Everyone knows about the US incursions into Mexico in 1846, 1914, and 1917… but there was another serious incursion in 1877 that isn’t much mentioned.  With the death of Benito Juarez in July 1872, under the constitution then in effect,  Supreme Court Chief Justice Sebastián Lerdo de Tejada assumed the Presidency. Juarez’ third term would have ended in November. Although there had been rumblings (led by Porfirio Díaz) about Juarez holding office so long, it was only when Lerdo was elected to a full term that Díaz was able to raise a rebellion under the rubric “Effective Suffrage: No Re-election”). Lerdo ALMOST lasted out his full term, but, with Díaz’ closing in on the unpopular president, he abruptly resigned the presidency, leaving José Maria Iglesia to finish out the last ten days of the term.

Díaz’ highly irregular path the the Presidency was, as one would expect, not universally accepted, and naturally there was resistance. Then, a now, “stability” in Mexico was essential to U.S. business interests. So was stability in the Wild West… and wiping out the country’s own “insurgents”… i.e., the Indians.
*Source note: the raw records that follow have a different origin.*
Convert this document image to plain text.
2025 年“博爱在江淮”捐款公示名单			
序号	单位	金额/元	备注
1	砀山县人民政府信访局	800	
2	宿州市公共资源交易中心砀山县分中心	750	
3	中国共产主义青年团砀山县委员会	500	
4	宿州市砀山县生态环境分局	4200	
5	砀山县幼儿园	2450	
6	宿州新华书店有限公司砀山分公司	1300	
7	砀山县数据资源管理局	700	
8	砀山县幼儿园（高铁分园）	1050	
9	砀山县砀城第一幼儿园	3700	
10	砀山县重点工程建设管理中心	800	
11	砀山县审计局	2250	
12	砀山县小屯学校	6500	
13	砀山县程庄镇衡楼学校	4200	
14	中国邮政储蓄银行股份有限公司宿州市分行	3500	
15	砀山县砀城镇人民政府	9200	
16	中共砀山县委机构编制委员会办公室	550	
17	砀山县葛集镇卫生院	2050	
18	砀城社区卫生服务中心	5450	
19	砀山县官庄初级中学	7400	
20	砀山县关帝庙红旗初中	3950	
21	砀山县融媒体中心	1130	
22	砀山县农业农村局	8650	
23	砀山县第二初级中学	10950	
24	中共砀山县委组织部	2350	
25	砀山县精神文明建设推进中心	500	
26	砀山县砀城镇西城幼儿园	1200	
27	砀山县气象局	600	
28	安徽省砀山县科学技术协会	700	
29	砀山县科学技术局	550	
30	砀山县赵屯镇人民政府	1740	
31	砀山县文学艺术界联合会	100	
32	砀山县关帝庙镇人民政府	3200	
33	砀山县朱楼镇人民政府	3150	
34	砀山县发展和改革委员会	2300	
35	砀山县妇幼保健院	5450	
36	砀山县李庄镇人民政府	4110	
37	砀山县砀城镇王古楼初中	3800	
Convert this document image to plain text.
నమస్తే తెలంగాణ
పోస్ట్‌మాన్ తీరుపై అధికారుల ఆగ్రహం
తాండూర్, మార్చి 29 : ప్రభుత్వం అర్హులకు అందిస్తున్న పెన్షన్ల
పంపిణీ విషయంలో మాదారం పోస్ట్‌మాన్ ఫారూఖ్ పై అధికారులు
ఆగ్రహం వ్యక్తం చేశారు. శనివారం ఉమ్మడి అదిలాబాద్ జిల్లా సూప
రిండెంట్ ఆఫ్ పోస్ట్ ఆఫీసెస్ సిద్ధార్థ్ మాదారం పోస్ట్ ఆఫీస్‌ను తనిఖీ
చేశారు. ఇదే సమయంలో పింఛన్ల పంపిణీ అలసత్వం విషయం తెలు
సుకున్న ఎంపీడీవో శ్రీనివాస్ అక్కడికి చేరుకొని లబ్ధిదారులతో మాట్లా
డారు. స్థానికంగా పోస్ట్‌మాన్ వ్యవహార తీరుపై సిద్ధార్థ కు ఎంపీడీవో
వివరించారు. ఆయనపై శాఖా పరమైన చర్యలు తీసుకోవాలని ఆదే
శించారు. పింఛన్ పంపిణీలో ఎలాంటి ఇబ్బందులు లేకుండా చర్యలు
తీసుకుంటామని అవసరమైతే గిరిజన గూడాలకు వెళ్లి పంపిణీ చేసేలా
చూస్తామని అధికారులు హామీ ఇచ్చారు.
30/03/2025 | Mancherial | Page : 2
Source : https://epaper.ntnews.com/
So, in 1877, President Rutherford B. Hayes ordered the U.S. army into northern Mexico, ostensibly to chase cattle rustlers and “wild Indians” but with the goal of establishing a “protectorate” over northern Mexico.

However, Díaz was able to establish control over the state, making Mexico safe for… if not Democracy, then at least for business as usual,and and the U.S. troops were withdrawn in 1878.  Diaz preserved Mexico’s territorial integrity and during the 30 years of the “Porfirian peace” (forget all that talk about effective suffrage and no re-election… as Porfirio was re-elected with only token opposition again.. and again.. and again… and again) the north was a priority for development, with massive support from the state fostered immigration and railroads. And the American incursion was quietly erased from history… except by the losers: the indigenous people for whom Mexico had provided a safe haven from U.S. depredations.